Certe volte i pensieri girano in testa, vanno e vengono, e come certi denti doloranti vanno estratti con la radice, poi, si ricomincia a ragionare sul da farsi.
Qualche mese fa ho partecipato ad un concorso letterario indetto da una buona casa editrice. Non avevo in realtà un’opera pronta da presentare, ma – poiché non disdegno di essere giudicata perché chi scrive alla fine ha bisogno di chi legge – avevo in testa un progetto e dei racconti già scritti, così li ho messi insieme e li ho inviati. Ero del tutto consapevole che non fosse un’opera compiuta, mi interessava più che altro ricevere la scheda di lettura che prometteva quel concorso che, puntualmente, è arrivata.
E – per la seconda volta (la prima risale a qualche mese prima) in pochi mesi – sono rimasta perplessa. Mi piacerebbe molto interloquire con chi scrive queste schede, mi piacerebbe molto capire, so bene che spesso è una faccenda di gusto personale, ma i giudizi sono generalmente al contrario strutturati da sembrare tecnici, scritti da “esperti”.
Interloquire è impossibile perché il limite di queste faccende è che è grasso che cola se ti scrivono due righe avendo tu pagato una quota non irrisoria.
Così è davvero difficile capire se quello che hai scritto (pur conoscendone tutti i limiti, infatti non sei tra i vincitori e questo va bene) è buono o non lo è.
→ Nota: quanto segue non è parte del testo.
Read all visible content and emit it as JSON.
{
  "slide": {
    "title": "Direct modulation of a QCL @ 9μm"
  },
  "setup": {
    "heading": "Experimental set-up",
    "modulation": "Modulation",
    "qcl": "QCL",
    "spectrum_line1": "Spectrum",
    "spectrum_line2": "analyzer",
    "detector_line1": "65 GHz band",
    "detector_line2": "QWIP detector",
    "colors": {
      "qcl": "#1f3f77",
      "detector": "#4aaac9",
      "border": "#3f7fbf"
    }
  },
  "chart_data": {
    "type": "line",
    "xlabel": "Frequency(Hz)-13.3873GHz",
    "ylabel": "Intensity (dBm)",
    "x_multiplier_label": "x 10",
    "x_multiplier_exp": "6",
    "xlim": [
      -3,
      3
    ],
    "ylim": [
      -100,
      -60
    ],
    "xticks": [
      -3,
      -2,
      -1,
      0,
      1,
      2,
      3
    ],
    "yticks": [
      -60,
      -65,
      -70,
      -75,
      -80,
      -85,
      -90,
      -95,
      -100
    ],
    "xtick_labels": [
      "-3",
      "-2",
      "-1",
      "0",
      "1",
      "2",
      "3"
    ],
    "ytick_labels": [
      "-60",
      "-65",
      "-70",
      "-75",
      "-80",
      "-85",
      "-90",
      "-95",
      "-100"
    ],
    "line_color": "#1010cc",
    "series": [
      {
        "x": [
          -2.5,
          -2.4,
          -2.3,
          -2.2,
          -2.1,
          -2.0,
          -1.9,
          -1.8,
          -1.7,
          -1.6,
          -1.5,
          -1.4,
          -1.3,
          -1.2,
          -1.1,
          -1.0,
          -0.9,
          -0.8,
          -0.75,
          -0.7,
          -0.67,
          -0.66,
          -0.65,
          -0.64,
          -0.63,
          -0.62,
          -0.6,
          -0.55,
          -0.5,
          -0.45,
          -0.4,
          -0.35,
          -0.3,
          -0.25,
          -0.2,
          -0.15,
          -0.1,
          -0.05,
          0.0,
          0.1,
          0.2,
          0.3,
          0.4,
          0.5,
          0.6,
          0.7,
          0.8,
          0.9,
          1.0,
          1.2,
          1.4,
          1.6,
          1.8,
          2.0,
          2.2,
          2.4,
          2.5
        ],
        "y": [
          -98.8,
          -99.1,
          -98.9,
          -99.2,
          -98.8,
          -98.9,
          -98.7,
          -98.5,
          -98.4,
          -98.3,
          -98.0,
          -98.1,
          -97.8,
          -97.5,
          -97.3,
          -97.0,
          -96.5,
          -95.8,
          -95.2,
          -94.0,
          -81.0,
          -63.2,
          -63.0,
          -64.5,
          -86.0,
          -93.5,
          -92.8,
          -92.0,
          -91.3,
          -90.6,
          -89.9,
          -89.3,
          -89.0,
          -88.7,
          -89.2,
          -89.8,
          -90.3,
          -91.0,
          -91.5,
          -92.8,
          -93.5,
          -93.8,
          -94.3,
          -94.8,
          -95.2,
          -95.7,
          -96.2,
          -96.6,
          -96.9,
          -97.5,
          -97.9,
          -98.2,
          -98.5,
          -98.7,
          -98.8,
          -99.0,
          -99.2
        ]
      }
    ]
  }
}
Nella fattispecie era un progetto in cui volevo raccontare l’amore in modo trasversale: l’amore che c’è, quello che manca, quello che trasforma, quello che distrugge.
Una donna ai primi del Novecento che fugge da un matrimonio combinato e un suocero potente che vuole lei per raggiungere l’uomo che ama, emigrato a New York.
Un uomo deforme che ama la grammatica.
Una donna che ritrova la vita in fuga dall’esistente.
Un anziano che uccide la moglie che l’ha oppresso tutta la vita.
Un bambino a letto prima di dormire che aspetta inutilmente sua madre per la buonanotte.
Un uomo abbandonato e distrutto da una bellissima moglie ambiziosa.
Una donna ancora giovane con un marito che vive in una struttura ridotto a un vegetale.
Ognuno un proprio stile e una propria voce narrante.
Mi dicono che l’idea è buona (e questo me lo sento dire spesso), ma non il linguaggio, che presenta troppe differenze di stile (ma era proprio quello che cercavo!); mi si rimprovera l’uso di dialettismi (cacchio, ho lavorato un sacco sulla lingua di quel racconto, intrecciando il dialetto e italiano) e mi si dice che il racconto del bambino è un flusso di coscienza senza segni di interpunzione (appunto, chiamasi flusso di coscienza) a parte un punto e tre puntini sospensivi che, “si sa, appartengono a Céline, e non c’è ancora al mondo scrittore che se ne possa impadronire”
Mi chiedo: e se avessi voluto invece ispirarmi a Joyce? Non vale?
Le domande comunque, questa come altre, sono senza risposta e dunque io… monologando vo’…
Con buona pace di Céline che, spero, non me ne vorrà.